O Eneagrama nos ensina ainda a linguagem dos cachorros, dando nomes a eles e estimulando a conversa… até que eles, um dia domesticados, nos deixem resgatar o contato com o tesouro perdido, a essência sagrada por quem ansiamos. Foram úteis esses cachorros. O problema é que eles se tornaram ferozes demais. Não precisamos despedi-los nem mata-los… mas apenas domesticá-los. Talvez eles sejam úteis às vezes. Apenas precisamos que obedeçam ao nosso comando.

Podemos considerar que o Eneagrama é o mapa que explica este caminho da essência até à máscara e da máscara até à essência, passando pela conversa com os cachorros. Os Padres do Deserto, que de maneira profunda e sutil caracterizaram as Virtudes e as Paixões, também nos deixaram a técnica do Porteiro, para conversarmos com as Paixões quando elas batem na nossa porta: converse com elas… pergunte de onde vêm e para onde vão, o que desejam e por que estão chegando agora… e decida se elas são ou não oportunas e bem vindas!

A isto podemos chamar a dimensão espiritual do Eneagrama: ele nos fala de uma essência e para ela orienta nossa caminhada.

De onde venho e para onde vou? Qual é raiz de mim? qual é a essência que está por trás do meu Tipo de Personalidade? Qual é o Segredo da minha realização como pessoa? Qual é o Sentido da minha vida?

Espiritualidade é aquilo que provoca transformações interiores significativas na vida da pessoa e concretiza-se num jeito próprio de se relacionar consigo mesmo, com os outros, com o cosmo e com o Transcendente. Espiritualidade como sentida da vida.

“Quando vou ao encontro de mim mesmo, encontro dentro de mim um Outro que não sou eu e que no entanto é o fundamento do meu existir”- dizia Tomás de Aquino. E Teresa de Ávila lembrou: “ a melhor maneira de se chegar ao conhecimento de Deus, é através do conhecimento de si”, na mesma intuição da sentença atribuída a Maomé: “Se te conheces, conheces a Deus”.
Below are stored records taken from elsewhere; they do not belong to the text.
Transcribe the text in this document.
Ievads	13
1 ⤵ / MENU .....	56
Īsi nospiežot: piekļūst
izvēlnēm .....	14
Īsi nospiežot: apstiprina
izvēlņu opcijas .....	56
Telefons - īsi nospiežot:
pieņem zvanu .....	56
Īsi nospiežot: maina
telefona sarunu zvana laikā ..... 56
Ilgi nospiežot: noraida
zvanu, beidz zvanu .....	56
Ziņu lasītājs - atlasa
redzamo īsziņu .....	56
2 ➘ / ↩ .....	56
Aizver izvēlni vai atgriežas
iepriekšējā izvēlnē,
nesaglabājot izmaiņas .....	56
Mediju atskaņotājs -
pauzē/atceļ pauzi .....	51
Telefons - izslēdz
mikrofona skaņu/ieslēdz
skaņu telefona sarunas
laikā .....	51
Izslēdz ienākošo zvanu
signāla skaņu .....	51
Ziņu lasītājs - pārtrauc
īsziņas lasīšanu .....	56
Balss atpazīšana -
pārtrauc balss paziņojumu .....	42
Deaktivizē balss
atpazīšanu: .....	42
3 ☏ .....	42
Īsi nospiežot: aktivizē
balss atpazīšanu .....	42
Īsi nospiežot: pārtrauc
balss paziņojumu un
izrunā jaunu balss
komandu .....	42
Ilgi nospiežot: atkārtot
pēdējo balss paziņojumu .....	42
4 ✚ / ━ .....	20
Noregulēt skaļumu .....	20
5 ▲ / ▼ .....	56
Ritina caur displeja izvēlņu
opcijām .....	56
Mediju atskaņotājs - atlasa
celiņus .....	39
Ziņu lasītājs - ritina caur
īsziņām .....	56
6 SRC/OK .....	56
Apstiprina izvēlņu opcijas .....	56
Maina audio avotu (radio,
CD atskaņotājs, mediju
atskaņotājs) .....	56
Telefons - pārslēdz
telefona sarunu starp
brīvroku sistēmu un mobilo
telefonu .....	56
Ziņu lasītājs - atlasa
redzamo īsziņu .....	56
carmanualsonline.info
“Não sabeis que sois templos de Deus e o Espírito Santo de Deus habita em vós? Se alguém destrói o templo de Deus, será destruído. O templo de Deus é santo e esse templo sois vós” – assim fala Paulo em 1 Cor. 3, 16-17. Guilherme de Saint Thierry, na trilha fecunda dos Padres do Deserto, diria: “Procure conhecer-se a você mesmo, porque você é minha imagem e assim você reconhecerá essa imagem que eu sou em você. Você me encontrará em você mesmo.” E talvez a sentença de Bernardo de Claraval resuma tudo o que até aqui dissemos: “Procure reconhecer-se como imagem de Deus e tome consciência de que ela está encoberta por uma imagem estranha. Não esqueça de sua beleza, que você tanto prejudicou com sua feiúra.”

Falar de dimensão espiritual do Eneagrama poderá então significar que olhemos esta sabedoria como um mapa do território onde nos movemos, somos e existimos. Um mapa que ajuda a decifrar caminhos. Os caminhos que percorremos da essência até onde estamos hoje, carregando máscaras. E os caminhos que podem nos levar de volta à essência, ao encontro da fonte de onde viemos e para onde vamos, pois só lá a nossa sede será saciada!